Government announces new funding to boost cancer diagnosis
New funding announced by the government today (27 September) will completely overhaul cancer screening, says the UK prime minister, Boris Johnson.
The plan is to replace ageing MRI machines, CT scanners, and breast screening equipment to improve the quality and speed of diagnosis, as well as providing a personal training budget of £1000 for AHPs, including radiographers.
“Too many lives are still being lost to this shattering illness. We can, must, and will do so much more for sufferers and their families. These new scanners will lead to quicker diagnosis, more screenings, and improved care for patients, giving brilliant NHS staff the tools they need to further boost survival rates,” Boris Johnson said.
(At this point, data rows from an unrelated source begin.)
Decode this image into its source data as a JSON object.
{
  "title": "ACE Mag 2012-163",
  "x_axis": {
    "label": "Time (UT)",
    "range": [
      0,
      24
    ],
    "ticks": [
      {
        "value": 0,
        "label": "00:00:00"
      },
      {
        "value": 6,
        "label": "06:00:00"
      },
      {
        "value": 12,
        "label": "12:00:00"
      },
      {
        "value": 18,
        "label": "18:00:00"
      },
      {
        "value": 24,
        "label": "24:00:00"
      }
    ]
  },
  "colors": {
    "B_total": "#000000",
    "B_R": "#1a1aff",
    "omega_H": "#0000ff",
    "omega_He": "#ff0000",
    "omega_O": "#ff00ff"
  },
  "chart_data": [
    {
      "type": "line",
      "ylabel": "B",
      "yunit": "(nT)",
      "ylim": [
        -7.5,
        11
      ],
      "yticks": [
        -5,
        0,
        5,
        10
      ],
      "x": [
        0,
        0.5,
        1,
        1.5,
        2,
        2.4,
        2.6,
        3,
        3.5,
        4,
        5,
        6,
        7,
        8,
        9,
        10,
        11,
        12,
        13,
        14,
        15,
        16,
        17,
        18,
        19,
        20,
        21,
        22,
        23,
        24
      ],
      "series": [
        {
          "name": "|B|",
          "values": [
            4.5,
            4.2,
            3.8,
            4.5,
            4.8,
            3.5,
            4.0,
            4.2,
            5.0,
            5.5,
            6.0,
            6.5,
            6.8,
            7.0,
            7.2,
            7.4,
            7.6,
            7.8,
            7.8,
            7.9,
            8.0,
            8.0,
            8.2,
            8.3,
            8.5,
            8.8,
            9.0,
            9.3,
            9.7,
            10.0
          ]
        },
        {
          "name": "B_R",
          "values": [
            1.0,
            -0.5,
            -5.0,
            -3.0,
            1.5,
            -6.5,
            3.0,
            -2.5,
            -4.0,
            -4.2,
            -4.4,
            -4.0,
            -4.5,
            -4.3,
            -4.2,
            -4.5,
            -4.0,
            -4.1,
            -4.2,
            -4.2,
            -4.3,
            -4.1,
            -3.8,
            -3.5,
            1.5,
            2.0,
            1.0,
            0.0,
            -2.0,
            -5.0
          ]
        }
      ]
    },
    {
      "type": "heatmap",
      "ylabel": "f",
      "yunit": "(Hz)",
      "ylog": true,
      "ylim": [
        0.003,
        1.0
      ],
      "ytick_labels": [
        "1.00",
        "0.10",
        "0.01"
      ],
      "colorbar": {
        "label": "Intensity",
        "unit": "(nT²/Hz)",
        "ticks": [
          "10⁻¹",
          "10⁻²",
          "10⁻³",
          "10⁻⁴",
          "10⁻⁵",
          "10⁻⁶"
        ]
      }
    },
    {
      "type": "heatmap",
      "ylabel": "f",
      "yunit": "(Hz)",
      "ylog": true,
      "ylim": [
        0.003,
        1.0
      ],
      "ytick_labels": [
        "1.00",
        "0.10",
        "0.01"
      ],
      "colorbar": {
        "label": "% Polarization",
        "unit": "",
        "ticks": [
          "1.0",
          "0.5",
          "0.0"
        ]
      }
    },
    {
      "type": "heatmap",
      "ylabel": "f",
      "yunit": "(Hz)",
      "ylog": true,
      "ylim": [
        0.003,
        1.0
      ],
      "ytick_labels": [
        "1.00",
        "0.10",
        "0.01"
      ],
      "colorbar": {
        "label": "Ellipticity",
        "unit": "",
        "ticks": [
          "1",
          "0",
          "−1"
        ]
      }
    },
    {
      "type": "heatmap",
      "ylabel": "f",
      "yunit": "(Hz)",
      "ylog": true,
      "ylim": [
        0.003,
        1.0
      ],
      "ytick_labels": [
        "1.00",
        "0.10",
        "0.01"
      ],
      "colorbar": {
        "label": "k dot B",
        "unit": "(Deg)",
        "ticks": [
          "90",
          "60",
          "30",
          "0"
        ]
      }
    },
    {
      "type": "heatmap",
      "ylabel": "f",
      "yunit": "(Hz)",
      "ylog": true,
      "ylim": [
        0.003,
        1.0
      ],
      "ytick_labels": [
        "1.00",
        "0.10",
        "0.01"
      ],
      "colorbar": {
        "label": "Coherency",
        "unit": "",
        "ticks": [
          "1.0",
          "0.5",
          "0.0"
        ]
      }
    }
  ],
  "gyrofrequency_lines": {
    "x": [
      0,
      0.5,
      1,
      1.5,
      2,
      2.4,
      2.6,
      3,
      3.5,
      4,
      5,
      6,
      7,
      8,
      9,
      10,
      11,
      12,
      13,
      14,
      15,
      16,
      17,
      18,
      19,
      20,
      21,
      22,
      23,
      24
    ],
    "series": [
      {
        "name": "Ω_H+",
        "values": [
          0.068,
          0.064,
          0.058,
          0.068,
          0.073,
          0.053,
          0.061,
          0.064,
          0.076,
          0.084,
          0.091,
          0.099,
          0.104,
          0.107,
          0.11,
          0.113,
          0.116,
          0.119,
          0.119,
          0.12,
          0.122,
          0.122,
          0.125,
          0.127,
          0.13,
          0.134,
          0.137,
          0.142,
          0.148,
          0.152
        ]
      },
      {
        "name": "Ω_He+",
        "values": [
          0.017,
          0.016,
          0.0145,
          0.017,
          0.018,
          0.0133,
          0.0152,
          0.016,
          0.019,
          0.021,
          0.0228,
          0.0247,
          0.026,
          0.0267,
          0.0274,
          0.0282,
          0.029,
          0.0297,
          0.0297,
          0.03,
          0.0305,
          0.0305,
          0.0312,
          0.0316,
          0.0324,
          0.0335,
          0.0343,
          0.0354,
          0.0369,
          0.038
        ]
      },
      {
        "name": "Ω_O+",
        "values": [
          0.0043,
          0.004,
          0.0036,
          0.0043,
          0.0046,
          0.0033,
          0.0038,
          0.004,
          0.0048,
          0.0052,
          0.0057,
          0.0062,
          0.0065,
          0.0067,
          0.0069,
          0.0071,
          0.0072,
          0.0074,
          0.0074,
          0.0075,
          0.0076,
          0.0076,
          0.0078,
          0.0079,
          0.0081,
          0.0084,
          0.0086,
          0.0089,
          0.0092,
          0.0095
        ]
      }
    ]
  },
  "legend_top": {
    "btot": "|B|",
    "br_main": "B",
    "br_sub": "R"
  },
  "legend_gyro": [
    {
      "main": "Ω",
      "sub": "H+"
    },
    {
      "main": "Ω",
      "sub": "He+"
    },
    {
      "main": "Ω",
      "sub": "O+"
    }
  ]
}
The government claims this investment of £200m will "ensure 55,000 more people survive cancer each year" and is in addition to the recently announced extra "£33.9 billion every year to be invested in the health service by 2023 to 2024."
Richard Evans, the Society of Radiographers chief executive officer, welcomed the announcement, saying, "Out dated imaging equipment is often less reliable and incapable of delivering the most appropriate scanning techniques to meet the needs of our patients.
"A report from the Clinical Imaging Board in 2017 showed that almost one third of MRI scanners in use are technically obsolete. We know that an initiative to upgrade equipment resources will make a difference to benefit patients and the radiographers that work hard to provide the imaging examinations. We hope that NHS trusts will be encouraged and funded to plan more appropriately for equipment replacement and upgrading in the future."
The benefits of the new equipment will include:
Commenting on the £1000 personal training budget for each radiographer, Richard Evans said, "This will go some way to encouraging career and skills development and will complement local staff development planning to meet service needs.
"The good news has to be seen in the context of continuing shortage of radiographers and radiologists in the NHS. We will see the full benefit of up to date technology when there are sufficient radiographers to use the equipment to its full potential.”